The Children’s Advertising Review Unit (CARU) also had an active year with several notable decisions, including:
- In the Matter of Primark US Corp. (Decided, June 2022): As we previously wrote, CARU—a self-regulatory body under the same program as the NAD, BBB National Programs—recommended that Primark US Corp. (Primark) modify its children’s products and their associated advertising messages to comply with CARU’s Advertising Guidelines, which provide that “[a]dvertising should not portray or encourage negative social stereotyping, prejudice, or discrimination.” Primark advertised its clothes as “Girls Clothes” and “Boys Clothes,” along with slogans such as “Be Kind, Be Happy,” for products advertised as for girls and “Born to win” for products advertised as for boys.
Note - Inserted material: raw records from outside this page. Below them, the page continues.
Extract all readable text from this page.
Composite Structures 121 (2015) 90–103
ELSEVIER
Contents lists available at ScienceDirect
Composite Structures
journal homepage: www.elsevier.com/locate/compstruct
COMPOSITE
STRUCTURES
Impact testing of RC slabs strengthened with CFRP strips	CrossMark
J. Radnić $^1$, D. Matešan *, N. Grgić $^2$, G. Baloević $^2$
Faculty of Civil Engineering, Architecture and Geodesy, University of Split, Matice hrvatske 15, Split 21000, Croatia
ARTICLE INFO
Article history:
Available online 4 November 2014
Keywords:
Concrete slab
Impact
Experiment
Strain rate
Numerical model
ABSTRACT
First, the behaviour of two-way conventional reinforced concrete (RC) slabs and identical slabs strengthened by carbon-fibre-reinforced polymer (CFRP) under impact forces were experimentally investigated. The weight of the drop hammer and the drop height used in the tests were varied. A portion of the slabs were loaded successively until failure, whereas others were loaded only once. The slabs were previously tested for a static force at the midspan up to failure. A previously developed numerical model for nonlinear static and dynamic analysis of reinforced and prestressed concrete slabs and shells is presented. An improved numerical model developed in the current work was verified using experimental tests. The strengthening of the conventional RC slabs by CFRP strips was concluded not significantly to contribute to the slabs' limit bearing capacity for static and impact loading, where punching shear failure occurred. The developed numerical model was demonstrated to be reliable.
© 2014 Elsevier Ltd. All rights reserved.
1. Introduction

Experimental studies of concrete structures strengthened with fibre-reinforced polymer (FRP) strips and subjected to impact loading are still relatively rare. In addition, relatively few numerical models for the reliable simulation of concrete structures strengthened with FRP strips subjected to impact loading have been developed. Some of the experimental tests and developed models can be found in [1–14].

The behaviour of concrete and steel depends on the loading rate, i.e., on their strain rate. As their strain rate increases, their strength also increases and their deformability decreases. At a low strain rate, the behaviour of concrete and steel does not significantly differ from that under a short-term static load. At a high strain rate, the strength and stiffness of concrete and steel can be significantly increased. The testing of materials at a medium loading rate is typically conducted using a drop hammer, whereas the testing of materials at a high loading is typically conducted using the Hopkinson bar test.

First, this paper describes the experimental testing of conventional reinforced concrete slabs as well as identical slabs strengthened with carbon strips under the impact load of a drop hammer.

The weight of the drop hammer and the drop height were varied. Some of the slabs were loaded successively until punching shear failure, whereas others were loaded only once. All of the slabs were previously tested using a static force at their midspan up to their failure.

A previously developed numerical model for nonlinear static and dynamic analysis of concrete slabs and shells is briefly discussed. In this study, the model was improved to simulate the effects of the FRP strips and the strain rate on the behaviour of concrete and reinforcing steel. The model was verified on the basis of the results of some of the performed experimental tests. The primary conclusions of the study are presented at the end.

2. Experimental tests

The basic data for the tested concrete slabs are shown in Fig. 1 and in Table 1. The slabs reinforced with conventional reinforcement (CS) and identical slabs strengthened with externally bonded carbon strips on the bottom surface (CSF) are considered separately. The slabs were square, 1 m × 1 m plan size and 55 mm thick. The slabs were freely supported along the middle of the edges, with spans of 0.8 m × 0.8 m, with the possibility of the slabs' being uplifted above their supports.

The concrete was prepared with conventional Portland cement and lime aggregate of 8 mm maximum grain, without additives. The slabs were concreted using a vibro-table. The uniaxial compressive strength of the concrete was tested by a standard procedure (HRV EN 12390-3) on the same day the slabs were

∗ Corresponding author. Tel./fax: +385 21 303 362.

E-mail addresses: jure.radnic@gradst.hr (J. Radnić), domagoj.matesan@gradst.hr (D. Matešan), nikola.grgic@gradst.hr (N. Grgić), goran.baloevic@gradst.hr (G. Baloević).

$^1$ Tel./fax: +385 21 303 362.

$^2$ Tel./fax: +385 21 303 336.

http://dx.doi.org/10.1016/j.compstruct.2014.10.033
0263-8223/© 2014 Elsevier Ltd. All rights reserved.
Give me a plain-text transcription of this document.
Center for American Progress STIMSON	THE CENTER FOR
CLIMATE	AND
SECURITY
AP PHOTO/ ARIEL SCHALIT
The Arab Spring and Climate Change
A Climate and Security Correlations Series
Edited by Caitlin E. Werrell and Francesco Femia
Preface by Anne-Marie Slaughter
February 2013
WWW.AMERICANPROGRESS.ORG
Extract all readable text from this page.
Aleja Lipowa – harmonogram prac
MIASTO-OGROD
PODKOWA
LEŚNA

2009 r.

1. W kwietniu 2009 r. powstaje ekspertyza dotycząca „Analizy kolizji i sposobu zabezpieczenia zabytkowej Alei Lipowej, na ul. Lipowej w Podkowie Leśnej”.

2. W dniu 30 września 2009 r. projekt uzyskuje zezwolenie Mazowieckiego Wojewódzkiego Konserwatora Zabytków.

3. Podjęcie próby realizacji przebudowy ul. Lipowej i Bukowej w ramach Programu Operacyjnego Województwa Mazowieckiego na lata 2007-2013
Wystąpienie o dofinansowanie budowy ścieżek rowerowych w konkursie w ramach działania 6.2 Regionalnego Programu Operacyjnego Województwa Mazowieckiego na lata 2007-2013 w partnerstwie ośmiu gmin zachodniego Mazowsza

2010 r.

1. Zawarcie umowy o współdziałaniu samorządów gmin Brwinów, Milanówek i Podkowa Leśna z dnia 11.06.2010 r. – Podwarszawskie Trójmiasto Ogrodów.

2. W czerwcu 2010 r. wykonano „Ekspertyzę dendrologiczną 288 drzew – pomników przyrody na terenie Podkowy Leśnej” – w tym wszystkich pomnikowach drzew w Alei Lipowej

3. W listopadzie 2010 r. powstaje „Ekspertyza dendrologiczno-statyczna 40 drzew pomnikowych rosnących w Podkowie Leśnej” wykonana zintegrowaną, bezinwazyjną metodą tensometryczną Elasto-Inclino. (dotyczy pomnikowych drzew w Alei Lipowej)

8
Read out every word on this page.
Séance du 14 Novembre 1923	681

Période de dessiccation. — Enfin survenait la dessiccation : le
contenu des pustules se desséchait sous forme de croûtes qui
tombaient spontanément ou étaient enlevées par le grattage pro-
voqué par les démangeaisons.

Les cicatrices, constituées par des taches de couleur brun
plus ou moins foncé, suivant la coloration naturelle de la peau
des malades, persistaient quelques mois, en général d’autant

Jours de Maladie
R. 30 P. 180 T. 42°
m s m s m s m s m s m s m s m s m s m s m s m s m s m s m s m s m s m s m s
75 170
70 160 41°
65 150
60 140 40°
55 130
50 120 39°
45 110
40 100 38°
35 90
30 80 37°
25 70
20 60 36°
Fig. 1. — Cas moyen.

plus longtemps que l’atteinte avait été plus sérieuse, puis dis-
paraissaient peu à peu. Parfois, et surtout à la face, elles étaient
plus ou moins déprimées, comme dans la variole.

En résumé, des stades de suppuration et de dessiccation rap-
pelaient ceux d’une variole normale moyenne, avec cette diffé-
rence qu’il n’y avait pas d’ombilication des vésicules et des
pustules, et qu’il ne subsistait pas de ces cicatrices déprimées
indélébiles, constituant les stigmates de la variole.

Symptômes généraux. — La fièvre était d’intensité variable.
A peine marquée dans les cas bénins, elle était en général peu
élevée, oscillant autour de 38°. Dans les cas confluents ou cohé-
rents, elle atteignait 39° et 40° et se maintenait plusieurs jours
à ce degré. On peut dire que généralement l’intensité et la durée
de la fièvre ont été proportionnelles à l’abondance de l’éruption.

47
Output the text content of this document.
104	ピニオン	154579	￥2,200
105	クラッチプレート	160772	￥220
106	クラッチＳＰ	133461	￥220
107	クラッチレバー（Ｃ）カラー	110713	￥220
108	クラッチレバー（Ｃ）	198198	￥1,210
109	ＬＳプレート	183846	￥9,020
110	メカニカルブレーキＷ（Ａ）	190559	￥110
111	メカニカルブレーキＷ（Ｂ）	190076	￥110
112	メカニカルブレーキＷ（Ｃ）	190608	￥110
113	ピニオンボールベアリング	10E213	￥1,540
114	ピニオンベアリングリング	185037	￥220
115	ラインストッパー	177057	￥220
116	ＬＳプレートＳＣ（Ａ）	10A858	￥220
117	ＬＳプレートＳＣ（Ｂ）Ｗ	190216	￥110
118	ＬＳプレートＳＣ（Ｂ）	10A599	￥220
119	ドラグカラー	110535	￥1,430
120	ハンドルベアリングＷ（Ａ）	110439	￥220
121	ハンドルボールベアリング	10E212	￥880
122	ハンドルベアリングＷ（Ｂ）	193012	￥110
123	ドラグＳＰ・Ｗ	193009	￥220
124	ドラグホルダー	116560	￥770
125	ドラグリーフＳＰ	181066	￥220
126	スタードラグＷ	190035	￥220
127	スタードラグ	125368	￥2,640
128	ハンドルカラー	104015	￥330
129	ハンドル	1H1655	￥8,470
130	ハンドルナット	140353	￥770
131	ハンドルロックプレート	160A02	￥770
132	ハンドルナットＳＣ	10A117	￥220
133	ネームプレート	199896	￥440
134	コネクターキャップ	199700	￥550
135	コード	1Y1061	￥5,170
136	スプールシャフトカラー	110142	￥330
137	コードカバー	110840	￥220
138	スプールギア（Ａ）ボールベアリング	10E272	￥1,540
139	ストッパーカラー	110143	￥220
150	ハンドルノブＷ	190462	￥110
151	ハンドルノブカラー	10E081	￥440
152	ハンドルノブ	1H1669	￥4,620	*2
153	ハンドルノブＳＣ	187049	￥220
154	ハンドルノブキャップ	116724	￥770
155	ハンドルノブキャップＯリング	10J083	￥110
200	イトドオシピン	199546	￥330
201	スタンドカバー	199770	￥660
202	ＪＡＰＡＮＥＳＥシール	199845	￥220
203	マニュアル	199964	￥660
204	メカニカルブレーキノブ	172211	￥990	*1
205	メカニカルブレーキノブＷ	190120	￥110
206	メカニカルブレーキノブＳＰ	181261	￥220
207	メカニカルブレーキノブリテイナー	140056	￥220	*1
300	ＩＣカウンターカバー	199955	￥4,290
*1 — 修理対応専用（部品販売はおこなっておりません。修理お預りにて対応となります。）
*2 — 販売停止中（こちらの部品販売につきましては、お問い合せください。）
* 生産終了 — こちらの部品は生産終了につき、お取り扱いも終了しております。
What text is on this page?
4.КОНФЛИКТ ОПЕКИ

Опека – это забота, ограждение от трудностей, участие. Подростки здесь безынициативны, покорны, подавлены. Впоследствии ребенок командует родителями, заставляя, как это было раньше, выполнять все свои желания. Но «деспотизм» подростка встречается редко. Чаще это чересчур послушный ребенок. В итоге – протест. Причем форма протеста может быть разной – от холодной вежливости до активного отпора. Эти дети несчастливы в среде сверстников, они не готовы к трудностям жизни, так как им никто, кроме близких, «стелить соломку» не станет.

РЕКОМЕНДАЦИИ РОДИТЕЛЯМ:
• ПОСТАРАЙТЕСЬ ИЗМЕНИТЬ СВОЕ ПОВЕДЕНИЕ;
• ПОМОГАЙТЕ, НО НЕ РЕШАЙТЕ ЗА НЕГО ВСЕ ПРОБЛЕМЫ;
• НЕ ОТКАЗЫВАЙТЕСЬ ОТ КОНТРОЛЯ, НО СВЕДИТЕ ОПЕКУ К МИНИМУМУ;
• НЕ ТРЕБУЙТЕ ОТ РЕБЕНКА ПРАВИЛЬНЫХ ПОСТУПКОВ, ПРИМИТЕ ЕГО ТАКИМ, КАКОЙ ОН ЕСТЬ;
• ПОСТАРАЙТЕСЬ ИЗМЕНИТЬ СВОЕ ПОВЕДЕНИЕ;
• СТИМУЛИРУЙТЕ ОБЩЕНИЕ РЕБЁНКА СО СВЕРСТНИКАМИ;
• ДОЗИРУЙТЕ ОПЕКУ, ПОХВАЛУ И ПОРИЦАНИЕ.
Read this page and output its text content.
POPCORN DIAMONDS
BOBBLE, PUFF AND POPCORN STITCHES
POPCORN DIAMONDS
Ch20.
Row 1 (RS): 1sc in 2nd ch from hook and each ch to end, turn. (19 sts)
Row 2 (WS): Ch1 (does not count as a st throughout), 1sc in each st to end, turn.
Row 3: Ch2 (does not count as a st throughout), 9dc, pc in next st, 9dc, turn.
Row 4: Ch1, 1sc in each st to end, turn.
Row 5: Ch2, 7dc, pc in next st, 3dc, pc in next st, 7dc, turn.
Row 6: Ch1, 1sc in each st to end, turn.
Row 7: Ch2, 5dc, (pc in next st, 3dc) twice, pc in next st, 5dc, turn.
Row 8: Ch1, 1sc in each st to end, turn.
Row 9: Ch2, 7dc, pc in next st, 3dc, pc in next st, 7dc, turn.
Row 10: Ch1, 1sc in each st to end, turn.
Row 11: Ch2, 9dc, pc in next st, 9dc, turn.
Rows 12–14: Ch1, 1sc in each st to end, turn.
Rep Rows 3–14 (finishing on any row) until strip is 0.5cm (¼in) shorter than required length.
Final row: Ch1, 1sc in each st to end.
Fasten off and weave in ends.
Primark argued that CARU lacked jurisdiction over the inquiry because CARU’s jurisdiction only extends to commercial messages or messaging directed toward children under the age of 13 that promote the sale of products or services, while CARU’s inquiry was focused on the products themselves. CARU rejected Primark’s argument and determined that the clothing furthered negative stereotypes that “boys should only embrace or aspire to power, action, and assertiveness, while girls should only embrace or aspire to being well-behaved, humble, and agreeable.” CARU therefore recommended that Primark modify its products and their advertising messages.
We will be sure to keep you updated on important happenings at the FTC and the NAD this year. Happy New Year from all of us in Manatt’s Advertising, Marketing and Media group!